Ryan Kuo (SMACT ’14)’s The Pointer, a solo exhibition at bitforms gallery in New York City, focuses on the construct of whiteness and its involvement in technological aesthetics and productivity. The Pointer will be on view until July 22.
For this exhibition Kuo developed three new software works: The Pointer, File: A Primer, and OK. The Pointer is the illogical figure of whiteness, which American philosopher George Yancy describes as a “structural, ideological, embodied, epistemological and phenomenological mode of being.” Because its ascendancy is predicated on such notions as universality, neutrality, and purity, whiteness must isolate and obliterate barriers to its ideals while disavowing its own position. This also informs how software interfaces have come to be understood and used.
These interrelated works consider whiteness as an unremitting affective failure that erases bodies, including its own, in its search for a neutral point of origin. Rather than prescribe an answer, Kuo aims to materialize whiteness by redirecting its failure into recursive sequences, systems, and spaces.
File: A Primer is a kiosk animation created using Keynote’s built-in tools for automating digital presentations. In an austere looping sequence, boxes unfold from boxes as text annotations sift through the racialized messaging of white surfaces drawn against black. Taking inspiration from instructional manuals and online webinars, File: A Primer is a new manifestation of Kuo’s online work File, which documents processes by which the contemporary artist-worker is defined and redefined by abstract forces such as the user and the market.
OK. is a macOS application inspired by System Preferences and named for the “OK” button, ubiquitous in operating systems, that we click to repeatedly affirm our intent and deny interruptions to our usage. The application revolves around an interactive database of terms that outline a continuum between white innocence and white supremacy. While the user navigates these terms, popup windows materialize a body shifting to align with its thought patterns. On the occasion of its premiere at bitforms, a limited edition of software boxes containing the program and an accompanying cheat sheet will be available through the gallery. The software box and printed insert extrude the theme of ideological thinness into physical space, while the application’s egg icon refers to insulation, fragility, and the default Twitter avatar that once hid the collective identity of the world’s trolls.

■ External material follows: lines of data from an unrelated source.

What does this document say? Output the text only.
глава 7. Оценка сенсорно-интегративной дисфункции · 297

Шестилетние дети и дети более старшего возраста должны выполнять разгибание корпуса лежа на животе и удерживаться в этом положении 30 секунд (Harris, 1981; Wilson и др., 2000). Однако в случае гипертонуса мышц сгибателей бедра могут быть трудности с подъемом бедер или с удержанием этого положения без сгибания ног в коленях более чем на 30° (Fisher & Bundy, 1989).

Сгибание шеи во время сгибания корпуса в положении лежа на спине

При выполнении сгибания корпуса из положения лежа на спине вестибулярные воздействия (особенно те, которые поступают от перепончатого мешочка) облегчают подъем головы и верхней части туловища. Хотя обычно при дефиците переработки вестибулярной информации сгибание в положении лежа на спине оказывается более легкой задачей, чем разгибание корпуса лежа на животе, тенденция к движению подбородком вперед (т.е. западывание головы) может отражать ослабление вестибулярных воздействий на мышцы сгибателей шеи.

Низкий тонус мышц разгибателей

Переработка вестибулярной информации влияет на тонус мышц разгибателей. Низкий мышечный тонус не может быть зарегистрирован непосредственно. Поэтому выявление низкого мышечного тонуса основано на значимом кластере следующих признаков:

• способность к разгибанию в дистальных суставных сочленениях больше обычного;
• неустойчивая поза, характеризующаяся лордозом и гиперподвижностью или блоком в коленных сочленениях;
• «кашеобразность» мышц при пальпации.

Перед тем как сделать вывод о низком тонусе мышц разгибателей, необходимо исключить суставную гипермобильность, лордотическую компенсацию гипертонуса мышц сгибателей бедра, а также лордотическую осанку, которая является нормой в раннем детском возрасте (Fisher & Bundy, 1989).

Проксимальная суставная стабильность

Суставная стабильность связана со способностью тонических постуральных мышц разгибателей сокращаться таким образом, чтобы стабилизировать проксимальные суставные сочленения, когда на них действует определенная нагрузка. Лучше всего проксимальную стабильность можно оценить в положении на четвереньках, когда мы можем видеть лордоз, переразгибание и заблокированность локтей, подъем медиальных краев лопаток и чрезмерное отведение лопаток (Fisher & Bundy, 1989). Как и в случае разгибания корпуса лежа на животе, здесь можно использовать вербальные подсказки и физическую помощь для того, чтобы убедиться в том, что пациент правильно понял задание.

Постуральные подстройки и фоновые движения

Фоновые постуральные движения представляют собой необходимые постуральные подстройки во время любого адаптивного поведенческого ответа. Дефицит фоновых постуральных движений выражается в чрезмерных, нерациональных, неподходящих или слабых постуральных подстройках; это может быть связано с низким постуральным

I Don’t See It, a site-specific work continuously generated by a video-game engine, is displayed on the presentation monitor in the Director’s office. It houses a digital re-creation of the bitforms office in which multiple virtual cameras scan and roam the environment, interrupting and intensifying one another. The computer not only activates this self-surveilling network of eyes, but also includes the physical observer on the couch, whose viewing position is echoed on the television, and on the television in the television, tunneling ever inward and outward. The work’s endless seeking of a better view simulates the movements of the Pointer, who resembles a dog chasing its own tail.
These are not acts of resistance so much as renderings of the elaborate contortions needed to assimilate into whiteness. As such, they might be taken as an admission of the artist’s complicity.